В воздухе зависло гнетущее ожидание. Наконец, путано-вожатая махнула рукой:
— Чорт с вами, живите.
И —
Глава шестнадцатая
ГАЛАТЕЯ
Да, после матча со сборной Англии я уходил с поля и рыдал. Слезы текли в три ручья. Мы должны были стать чемпионами. Я оплакивал наше поражение в полуфинале так, как оплакивают судьбу невинной девушки, попавшей на растерзание банды разбойников. Эйсебио
Дмитрий Емельянович уныло вошел в свой номер, сел на кровать, уронил лицо в ладони и заплакал.
— Ты что, Митька! — всполошились девки. — Что с тобой, брат? Да ты чего? Нервы, да? Последствия плена, да?
Он только тряс головой и плакал. Наконец слезы окончились, он громко высморкался об угол простыни и произнес:
— А ведь это она, девки вы мои!
— Кто?
— Латка ваша. Это я к ней ехал. Вот вам и романтика! Что жизнь с людьми делает, а? Ну скажите вы мне, как такие получаются метаморфозусы, а?

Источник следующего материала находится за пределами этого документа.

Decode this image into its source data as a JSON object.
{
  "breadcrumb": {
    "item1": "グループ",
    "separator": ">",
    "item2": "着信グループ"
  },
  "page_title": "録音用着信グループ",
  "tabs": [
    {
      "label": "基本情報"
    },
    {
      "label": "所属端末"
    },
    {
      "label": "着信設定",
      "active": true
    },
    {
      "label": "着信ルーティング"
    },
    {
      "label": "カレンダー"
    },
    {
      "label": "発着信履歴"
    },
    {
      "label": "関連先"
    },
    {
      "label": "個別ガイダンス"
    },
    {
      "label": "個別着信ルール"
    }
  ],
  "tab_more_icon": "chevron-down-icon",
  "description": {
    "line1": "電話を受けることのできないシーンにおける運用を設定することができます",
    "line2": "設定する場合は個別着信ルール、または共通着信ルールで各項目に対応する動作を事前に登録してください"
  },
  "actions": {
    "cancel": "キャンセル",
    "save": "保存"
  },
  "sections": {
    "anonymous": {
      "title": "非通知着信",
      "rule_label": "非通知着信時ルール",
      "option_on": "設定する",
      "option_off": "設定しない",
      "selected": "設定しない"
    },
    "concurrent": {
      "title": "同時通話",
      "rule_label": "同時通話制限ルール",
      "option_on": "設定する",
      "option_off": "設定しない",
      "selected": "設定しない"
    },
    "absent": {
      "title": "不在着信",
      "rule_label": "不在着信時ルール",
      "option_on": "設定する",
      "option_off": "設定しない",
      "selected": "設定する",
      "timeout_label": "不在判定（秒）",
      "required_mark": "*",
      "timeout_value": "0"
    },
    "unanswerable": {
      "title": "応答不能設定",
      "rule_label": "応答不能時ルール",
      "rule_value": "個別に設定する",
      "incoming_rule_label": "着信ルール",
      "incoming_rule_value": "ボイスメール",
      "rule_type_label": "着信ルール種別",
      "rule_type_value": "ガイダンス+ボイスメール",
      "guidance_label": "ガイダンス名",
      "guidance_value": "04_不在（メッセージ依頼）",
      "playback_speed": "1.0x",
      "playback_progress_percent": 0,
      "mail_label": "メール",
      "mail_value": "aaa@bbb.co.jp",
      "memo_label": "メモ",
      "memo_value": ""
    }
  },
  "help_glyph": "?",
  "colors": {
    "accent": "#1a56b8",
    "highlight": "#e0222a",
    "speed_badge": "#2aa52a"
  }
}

— Да ты что! — вскрикнула Жанна. — Ты?! К Латке?!
— К Латке, — кивнул Выкрутасов. — Только она почему-то раньше была Галиной.
— Она и была раньше Галиной, — подтвердила Жанна. — А потом, когда, как говорится, прошла через плевелы к звездам, стала называться Галатеей.
— Во как! — подивился Выкрутасов. — А через какие плевелы она прошла?
— Постой-постой, братик, — сказала Клавка. — А не ты ли тот самый москвич, из-за которого у нее вся жизнь кувырком покатилась?
— Каким кувырком? — обомлел Дмитрий Емельянович.
— А таким, — сказала Жанна, — что ее один москвич залетный соблазнил и бросил, а она по нему стала сохнуть и поехала в Москву разыскивать негодяя. А там ее другой охмурил. Писатель, его книги сейчас повсюду валяются. Он это… как это… властитель умов. Это он ее называл Галатеей. Потом она от него забеременела, а он ее выгнал, сказал, что писатель не имеет права копаться в пеленках и проверять дневники. Так Латка сама мне рассказывала. Мы с ней одно время дружили, покуда она не стала пионервожатой. Она тогда еще ничего была, это уже сейчас скурвилась.
— А ребеночек? — спросил Выкрутасов с замиранием сердца.
— Ребеночка она родила, — сказала Клавка. — Нормальный парнишка, Леон.
— Леонид?
— Нет. Леон. Ну фильм еще такой есть. В школу ходит. В каком он сейчас классе, Жанк?
— В третьем. Слышь, Мить, может он от тебя?
Выкрутасов вздрогнул:
— Нет, этого не может быть. Поверите ли, девчонки, но мы с ней даже не целовались.
— Да ты что! — заржала Клавка. — Иди ты!
— Честное слово! — воскликнул Дмитрий Емельянович.